Synopses & Reviews
This collection brings together unpublished poems, uncollected poems, and poems from the previous three collection of the late Mahadai Das. In her personal and political triumphs and losses, this book explores the poets Indo-Guyanese background, her youthful nationalist fervor, and her disillusionment with post-independence politics. Also included are poems that explore private themes and address illness and death with disarming directness.
Synopsis
When Mahadai Das died at the tragically early age of 49, there was an outpouring of grief across the Caribbean that a poet, who never quite had the chance to build a literary career to match her talents, had been lost. She had been known for some time as a highly promising Guyanese poet, but when Peepal Tree published her Bones in 1988, there was widespread critical recognition that here was an outstandingly original new voice. Then severe illness struck and though there followed occasional poems that developed the achievement of Bones, there was no new collection.

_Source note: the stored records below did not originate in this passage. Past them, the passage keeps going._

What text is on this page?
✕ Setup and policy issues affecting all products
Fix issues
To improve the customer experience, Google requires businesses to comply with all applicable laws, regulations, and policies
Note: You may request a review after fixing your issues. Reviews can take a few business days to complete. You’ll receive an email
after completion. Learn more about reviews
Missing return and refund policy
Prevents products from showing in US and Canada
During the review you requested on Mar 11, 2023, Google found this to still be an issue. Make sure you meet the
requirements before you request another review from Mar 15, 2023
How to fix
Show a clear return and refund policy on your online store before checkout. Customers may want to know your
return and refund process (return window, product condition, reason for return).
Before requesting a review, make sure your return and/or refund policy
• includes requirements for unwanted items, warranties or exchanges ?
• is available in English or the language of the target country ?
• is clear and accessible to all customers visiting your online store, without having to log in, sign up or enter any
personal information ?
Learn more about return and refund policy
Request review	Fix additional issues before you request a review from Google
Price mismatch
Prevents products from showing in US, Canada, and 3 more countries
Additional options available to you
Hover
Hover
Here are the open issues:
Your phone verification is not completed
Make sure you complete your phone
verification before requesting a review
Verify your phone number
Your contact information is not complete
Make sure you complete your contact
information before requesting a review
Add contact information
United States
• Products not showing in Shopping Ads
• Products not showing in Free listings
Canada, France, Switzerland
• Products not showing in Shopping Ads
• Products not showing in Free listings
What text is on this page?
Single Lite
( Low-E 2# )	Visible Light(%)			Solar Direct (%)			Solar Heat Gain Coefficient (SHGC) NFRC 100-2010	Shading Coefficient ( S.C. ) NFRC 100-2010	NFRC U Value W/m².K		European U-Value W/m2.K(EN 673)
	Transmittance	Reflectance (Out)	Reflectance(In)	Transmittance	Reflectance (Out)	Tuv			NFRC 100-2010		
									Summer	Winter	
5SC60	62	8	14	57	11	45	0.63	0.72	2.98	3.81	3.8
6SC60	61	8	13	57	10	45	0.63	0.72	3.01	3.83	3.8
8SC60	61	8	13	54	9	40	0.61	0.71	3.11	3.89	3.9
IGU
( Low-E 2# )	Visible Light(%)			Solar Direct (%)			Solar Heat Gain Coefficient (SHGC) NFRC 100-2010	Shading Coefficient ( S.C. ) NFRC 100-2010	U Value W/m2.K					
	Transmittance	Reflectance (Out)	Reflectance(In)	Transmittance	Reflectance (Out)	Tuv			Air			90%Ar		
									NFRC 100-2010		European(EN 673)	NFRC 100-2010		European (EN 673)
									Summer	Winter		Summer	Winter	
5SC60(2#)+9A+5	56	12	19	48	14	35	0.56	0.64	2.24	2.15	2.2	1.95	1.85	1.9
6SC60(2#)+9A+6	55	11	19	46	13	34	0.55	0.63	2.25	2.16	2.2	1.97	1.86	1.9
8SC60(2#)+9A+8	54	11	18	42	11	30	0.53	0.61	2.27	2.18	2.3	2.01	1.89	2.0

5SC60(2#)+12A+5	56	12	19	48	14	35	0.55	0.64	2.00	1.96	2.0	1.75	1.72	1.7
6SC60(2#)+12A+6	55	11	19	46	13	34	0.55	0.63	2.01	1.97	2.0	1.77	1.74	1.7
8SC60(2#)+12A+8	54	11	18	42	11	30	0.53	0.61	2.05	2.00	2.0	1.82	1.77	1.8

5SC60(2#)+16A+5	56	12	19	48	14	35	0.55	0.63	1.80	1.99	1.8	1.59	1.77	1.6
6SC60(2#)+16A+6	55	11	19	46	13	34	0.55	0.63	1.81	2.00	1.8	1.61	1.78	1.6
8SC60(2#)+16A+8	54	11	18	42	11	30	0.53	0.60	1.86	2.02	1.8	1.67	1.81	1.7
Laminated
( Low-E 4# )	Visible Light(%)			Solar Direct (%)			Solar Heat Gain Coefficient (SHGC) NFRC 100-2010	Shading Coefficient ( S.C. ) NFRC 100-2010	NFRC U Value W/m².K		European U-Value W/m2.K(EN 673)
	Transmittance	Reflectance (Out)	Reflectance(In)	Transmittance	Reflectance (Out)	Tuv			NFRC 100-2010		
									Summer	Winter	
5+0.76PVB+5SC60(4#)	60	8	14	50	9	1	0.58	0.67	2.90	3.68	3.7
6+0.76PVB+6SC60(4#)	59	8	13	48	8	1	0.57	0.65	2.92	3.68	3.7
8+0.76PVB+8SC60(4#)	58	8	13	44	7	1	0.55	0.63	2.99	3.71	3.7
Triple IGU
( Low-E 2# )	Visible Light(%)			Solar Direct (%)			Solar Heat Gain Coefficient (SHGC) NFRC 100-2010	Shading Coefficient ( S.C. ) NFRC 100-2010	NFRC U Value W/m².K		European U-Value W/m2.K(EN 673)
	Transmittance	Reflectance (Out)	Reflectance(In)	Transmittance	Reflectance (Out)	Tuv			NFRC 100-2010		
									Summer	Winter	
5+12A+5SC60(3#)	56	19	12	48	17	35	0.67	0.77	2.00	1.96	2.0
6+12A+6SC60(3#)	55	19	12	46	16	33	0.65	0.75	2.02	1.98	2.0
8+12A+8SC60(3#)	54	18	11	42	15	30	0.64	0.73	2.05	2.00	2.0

This Collected Poems, discussed with Mahadai Das before her death, and organised in co-operation with the poet's sister, brings together almost all the poems she wrote. It includes I Want to Be a Poetess of My People (1976), My Finer Steel Will Grow (1982), and Bones (1988). In addition, A Leaf in His Ear brings together many of the fine poems published in journals and previously uncollected, and some unpublished work, from lively, humorous nation-language poems to experiments with ballad forms and the oblique, gnomic poems written in the years after Bones.
With an introduction by Denise DeCaires Narain Gurnah.
Mahadai Das was born in Guyana in 1954. She was a dancer, actress, teacher, beauty-queen and volunteer member of the Guyana National Service. She left Guyana to philosophy in the USA. Then came debilitating health problems. She died in 2003.
About the Author
Mahadai Das is the author of
Bones and
I Want to Be a Poetess of My People.